Clara Wieck: Nocturno
En los grises estantes de la poesía española actual hay casi tantos ubicadores de poemas como poetas, cada uno adjetivando autores según sus circunstancias, en vez de cualificarlos o descalificarlos por sus esencias. Hablar, por ejemplo, de poesía masculina o femenina, de diosas blancas o demonios negros, es enredar el enredo, abrir un capítulo apócrifo en la Historia de la Literatura y someterla a la Sociología. La poesía no tiene sexo, ni noches de parranda, ni estratosferas metafísicas empadronadas en burdeles; no tiene más sentimentalidad ni experiencia que las autóctonas y primigenias del ser humano; tiene personas inteligentes y sensibles delante y detrás de la pluma o de la página. Por eso no me parece oportuno dividir los sentimientos, ni los pensamientos poéticos, en varoniles o feminoides, sino en efímeros y raigales, humanos o deshumanizados.

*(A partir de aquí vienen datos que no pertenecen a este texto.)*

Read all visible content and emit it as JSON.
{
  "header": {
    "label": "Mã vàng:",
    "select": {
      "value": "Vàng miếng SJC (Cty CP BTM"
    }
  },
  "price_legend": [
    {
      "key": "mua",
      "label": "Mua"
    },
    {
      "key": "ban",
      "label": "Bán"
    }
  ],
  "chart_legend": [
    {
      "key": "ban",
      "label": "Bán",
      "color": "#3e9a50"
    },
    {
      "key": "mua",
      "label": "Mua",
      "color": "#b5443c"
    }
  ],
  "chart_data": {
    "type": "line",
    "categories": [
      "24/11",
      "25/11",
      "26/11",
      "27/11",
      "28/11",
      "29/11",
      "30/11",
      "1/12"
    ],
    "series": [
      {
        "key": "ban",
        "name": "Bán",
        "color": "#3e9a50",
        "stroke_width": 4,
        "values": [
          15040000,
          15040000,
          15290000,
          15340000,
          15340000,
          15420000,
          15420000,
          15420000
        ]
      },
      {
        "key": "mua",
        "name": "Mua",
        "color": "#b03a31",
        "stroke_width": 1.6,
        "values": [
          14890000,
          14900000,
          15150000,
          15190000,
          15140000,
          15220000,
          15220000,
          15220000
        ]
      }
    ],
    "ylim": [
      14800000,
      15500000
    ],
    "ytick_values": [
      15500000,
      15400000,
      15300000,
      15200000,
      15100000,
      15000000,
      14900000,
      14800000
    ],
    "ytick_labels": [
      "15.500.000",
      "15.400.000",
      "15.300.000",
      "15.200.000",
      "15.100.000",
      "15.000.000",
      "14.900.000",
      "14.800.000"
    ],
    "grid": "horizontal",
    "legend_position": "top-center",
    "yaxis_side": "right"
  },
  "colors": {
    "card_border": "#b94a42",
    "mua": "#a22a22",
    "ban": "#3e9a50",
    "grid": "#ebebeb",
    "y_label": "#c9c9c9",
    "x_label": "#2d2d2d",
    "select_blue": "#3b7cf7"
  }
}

Claro está que no son idénticos el hombre y la mujer, el diestro en dicción y el siniestro en conjuras; pero sus disimilitudes son más circunstanciales que esenciales. Postulado este hecho, un poema importa por sí mismo, al margen de si resulta meritorio que lo escriba un rey o un caballerizo, un caballero o una dama, el autor inclasificable o el que se arrima a los buenos para parecerlo.
Digo lo dicho porque, a pesar de los adjetivos pretenciosos de poner puertas al campo, o campear blasones por doquier, solo hay poesía buena y mala. De la mala, lo peor es hablar de ella; y de la buena, lo mejor es releerla.
Un poema es necesario cuando descifra rostros de la identidad, no cuando cifra mensajes para los poetas y sus verbigracias, cosa tan notoria en todos los tiempos y notariada en demasía en estos siglos de siglas.
No sería mala terapia para la poesía que solo se escribiese cuando resulta más difícil el silencio que la voz.